Chapter 2

77 20 9
                                    

Satu-satunya yang paling Sasori takutkan adalah saat Sakura jatuh cinta.

Cintanya pada dunia sains membuat gadis itu mati-matian belajar agar bisa ikut dalam Olimpiade Sains Nasional, tanpa peduli dengan kondisi fisiknya sendiri. Dan bagaimana ia harus bertengkar dengan adik semata wayangnya itu saat lagi-lagi Sang Gadis jatuh cinta pada sebuah Planetarium yang sangat tidak penting menurut Sasori.

Dan ketakutan terbesarnya adalah jika nantinya Sakura akan jatuh cinta pada seorang pria.

Bukannya tak ingin Sakura bahagia. Sakura adalah saudari satu-satunya yang ia punya. Ia menyayanginya lebih dari dirinya sendiri, tentu ia ingin gadis itu bahagia. Ia menginginkan yang terbaik untuk Sang Adik dan tak ingin ia terluka. Karena itu ia takut Sakura jatuh cinta pada sesuatu yang salah, pada seseorang yang salah.

Mengetahui Sang Adik adalah gadis penderita kanker, membuatnya tahu ada batasan-batasan dimana Sakura mau tak mau harus menyadari kondisinya ini dan menahan diri. Dua kali sudah, Sasori mengalah untuk membiarkan adiknya itu melakukan hal yang ia sukai. Tapi kini, saat ia mendengar cerita Ino tentang laki-laki yang menjadi alasan gadis itu bertingkah bodoh dan membahayakan dirinya, ia merasa kalau kali ini Sakuralah yang harus mendengarkannya. Apalagi mengetahui fakta tentang pemuda tersebut yang membuatnya menghela nafas tak habis pikir.

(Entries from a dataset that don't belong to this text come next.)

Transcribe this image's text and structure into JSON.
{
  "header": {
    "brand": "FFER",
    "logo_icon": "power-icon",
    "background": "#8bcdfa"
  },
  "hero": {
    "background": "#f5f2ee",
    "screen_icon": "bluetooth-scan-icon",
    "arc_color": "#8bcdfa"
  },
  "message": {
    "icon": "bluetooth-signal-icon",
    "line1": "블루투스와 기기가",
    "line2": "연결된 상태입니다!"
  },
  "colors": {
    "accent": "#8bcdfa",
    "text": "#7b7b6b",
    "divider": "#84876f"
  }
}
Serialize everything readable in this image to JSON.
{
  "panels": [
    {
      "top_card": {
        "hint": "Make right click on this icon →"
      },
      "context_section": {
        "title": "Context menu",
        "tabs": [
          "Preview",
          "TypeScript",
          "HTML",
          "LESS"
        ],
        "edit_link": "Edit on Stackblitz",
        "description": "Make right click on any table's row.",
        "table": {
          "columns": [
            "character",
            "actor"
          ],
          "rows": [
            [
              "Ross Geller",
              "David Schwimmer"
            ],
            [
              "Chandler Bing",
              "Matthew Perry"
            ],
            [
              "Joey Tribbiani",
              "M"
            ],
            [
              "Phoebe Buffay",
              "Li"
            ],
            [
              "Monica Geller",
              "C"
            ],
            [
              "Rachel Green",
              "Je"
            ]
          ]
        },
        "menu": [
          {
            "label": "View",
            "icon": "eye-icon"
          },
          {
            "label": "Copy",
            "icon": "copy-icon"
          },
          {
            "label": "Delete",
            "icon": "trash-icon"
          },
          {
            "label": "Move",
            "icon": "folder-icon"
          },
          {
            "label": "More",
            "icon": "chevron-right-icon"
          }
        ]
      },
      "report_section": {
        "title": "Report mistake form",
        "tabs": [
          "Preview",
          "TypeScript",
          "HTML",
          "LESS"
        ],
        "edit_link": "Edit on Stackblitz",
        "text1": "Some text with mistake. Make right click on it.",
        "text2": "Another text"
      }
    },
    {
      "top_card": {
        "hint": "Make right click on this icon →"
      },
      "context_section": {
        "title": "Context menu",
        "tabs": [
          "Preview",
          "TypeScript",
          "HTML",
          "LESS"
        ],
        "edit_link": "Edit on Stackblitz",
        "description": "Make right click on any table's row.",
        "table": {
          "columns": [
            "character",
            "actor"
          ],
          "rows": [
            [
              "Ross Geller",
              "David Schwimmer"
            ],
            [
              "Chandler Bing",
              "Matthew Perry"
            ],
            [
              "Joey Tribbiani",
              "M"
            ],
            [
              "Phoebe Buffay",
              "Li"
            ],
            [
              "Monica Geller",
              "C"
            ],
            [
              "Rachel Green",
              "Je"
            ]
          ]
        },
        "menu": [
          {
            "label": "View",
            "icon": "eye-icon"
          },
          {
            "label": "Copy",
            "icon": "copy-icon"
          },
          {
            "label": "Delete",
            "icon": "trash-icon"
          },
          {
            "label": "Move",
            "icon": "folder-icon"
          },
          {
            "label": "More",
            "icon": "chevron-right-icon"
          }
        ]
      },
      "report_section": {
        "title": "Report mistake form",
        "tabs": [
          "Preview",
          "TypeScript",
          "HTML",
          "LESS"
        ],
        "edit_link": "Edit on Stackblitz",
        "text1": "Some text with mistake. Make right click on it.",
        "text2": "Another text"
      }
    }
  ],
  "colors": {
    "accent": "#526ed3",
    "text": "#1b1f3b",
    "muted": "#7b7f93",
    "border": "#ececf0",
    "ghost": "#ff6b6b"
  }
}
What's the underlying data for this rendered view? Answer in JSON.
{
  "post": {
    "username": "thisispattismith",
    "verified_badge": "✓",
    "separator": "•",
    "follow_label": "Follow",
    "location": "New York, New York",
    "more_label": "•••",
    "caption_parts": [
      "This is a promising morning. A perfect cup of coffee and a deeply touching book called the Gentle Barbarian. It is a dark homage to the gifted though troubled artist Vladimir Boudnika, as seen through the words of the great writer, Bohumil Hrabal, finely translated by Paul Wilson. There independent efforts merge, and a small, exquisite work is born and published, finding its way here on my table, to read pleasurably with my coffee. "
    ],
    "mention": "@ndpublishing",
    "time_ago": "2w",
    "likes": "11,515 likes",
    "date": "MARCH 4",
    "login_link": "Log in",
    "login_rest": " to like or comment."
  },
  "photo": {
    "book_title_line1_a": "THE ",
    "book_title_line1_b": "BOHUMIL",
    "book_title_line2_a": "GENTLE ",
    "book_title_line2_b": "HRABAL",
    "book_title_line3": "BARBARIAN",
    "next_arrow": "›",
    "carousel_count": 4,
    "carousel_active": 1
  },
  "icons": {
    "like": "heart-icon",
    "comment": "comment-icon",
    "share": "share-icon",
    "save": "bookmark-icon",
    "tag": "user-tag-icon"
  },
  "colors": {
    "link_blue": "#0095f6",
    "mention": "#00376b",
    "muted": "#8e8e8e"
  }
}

Jadi jangan salahkan dirinya ketika kini ia memasang wajah tidak bersahabat saat melihat wanita berambut legam yang berada di Rumah Sakit itu. Berdiri dengan senyum lembutnya di hadapannya dan Ino, juga Sakura yang kini hanya bisa duduk lemah di kursi rodanya. Berdiri bersama seorang pria di sampingnya dan seorang pemuda kurus di belakangnya yang masih setia menundukkan kepalanya.

"Selamat sore."

"Mau apa anda kemari?"

Senyum Sang Wanita berubah menjadi kaku saat melihat sorot tajam Sasori. Sakura yang tak enak melihat perubahan raut wanita itu hanya memegang tangan Sasori dan menatap pemuda itu dengan tatapan memohon, yang sayangnya tak digubris Sang Pemuda.

"Kami hanya ingin menjenguk–"

"Saya rasa anda sudah bisa melihat kalau adik saya baik-baik saja."

"Sasori-nii!"

Sasori melirik tajam pada Sakura yang berteriak padanya, sebelum mendengus menatap mata yang kini berubah menjadi tatapan ketakutan karena lirikan tajamnya itu. Ia kembali menatap ketiga orang di hadapannya itu, mengubah ekspresinya dan berusaha menekan intonasi suaranya.

"Tidak usah khawatir, Tuan dan Nyonya. Adik saya tidak apa-apa. Saya minta maaf atas kekonyolannya mencampuri urusan kalian. Setelah ini saya pastikan dia tidak akan melakukannya lagi."

Dan setelah mengatakannya, Sasori langsung melangkah pergi. Mengabaikan adiknya yang kini mencengkeram erat tangannya dengan wajah yang tertunduk dan mata yang berkaca-kaca mendengarkan ucapannya.

Namun, saat ia hendak melewati ketiga orang di hadapannya itu, sebuah tangan menghentikan langkahnya. Ia menoleh dan mendapati pria yang tampaknya adalah pemimpin keluarga itulah yang menahan lengannya. Onyx tajam itu menghujam hazelnya. Namun ditanggapinya dengan ekpresi yang tak kalah datarnya. Tak ada rasa gentar.

"Bagaimana kalau aku mengijinkan adikmu untuk ikut campur dalam urusan kami?"

Suara itu begitu datar. Membuat Sasori mengerutkan alisnya tak suka. Seperti mengerti makna yang tersirat dari kata-kata itu.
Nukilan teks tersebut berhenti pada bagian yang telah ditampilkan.